World War II saw U.S. forces liberating countries, conquering and complete dismantling the aggressor countries and sending personnel back home. The American public generally thinks of as victory this way.

In Korea, the war ended in a stalemate at the 38th parallel. Most Americans do not consider it a lost war, only not a definitive victory.

Vietnam is considered a lost war, and it was. None of the political or strategic objectives were attained even though the United States did not lose a single operational battle.

However, the current military is an all-volunteer force, unlike the military of those earlier wars.

The army required to carry out a counter insurgency needs to be a predominately professional army. Both Iraq and Afghanistan are examples of how the military can conduct a major combat operation and counter-insurgency.

It is important to note that the National Guard and Reserves are a part of the professional force for the U.S. military.

Without its ability to expand the pool of trained, professional and competent personnel, the active-duty component would not be able to succeed. The National Guard and Reserves, in conjunction with the active component, are able to rotate through the persistent war zones without culminating.

LEARNING TO ADAPT

It has required some modifications to the military force regeneration cycle, but the military has adapted to the current situation. In my opinion, the military can continue the current level of operations for an extended time.

The question is no longer whether the military can maintain its current tempo. The U.S. military has settled into a rhythm that it can sustain.

It won’t be easy. Advances in medical knowledge and capability, technological advancements in equipment and relevant training have greatly increased our care for soldiers and their durability.

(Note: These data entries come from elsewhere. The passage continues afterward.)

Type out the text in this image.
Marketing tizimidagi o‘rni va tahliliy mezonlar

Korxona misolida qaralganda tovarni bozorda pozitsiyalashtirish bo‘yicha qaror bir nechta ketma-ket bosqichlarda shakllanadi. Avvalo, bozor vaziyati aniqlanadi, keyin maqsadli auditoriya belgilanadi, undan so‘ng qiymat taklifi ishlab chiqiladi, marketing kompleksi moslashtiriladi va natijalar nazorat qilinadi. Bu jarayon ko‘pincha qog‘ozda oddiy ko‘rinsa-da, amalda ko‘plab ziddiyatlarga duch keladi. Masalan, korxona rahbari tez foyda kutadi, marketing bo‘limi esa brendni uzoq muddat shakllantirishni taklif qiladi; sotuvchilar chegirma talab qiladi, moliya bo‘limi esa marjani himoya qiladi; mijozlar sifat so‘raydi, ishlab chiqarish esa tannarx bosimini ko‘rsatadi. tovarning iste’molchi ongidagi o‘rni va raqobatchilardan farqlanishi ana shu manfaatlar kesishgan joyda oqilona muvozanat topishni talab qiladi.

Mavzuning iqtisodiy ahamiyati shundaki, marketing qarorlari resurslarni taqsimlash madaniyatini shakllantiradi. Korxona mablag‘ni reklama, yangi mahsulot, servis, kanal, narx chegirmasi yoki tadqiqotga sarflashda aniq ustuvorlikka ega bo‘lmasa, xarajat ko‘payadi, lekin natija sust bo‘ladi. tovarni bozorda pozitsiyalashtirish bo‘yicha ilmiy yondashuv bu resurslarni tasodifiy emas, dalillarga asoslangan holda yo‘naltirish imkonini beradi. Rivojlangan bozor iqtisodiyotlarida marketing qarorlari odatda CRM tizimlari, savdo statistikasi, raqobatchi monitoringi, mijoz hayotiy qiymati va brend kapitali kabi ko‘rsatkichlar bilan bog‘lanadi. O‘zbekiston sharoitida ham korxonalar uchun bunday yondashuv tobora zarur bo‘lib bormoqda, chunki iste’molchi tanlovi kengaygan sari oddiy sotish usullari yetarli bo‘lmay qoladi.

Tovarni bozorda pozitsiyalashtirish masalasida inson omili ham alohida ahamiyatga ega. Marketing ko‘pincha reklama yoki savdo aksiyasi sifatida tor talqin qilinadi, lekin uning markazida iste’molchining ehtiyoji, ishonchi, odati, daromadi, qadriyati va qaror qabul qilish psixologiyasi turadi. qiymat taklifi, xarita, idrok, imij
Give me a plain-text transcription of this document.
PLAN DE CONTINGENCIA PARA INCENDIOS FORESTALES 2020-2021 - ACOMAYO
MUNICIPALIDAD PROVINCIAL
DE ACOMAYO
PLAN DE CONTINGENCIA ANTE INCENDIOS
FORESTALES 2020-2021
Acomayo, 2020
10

The U.S. military can and will continue current operations without breaking. The question is how much the people of the United States want to maintain current operations.

The people, through the power of the purse in Congress, determine how much they are willing to help the people of such nations as Iraq, Afghanistan, Pakistan and African nations.

Is it worth combating extremism abroad with U.S. forces or is it better to allow extremism to fester? There are people within our country and government on both sides of the question.

How the U.S. Congress votes will determine the answer, not the resilience of the U.S. military.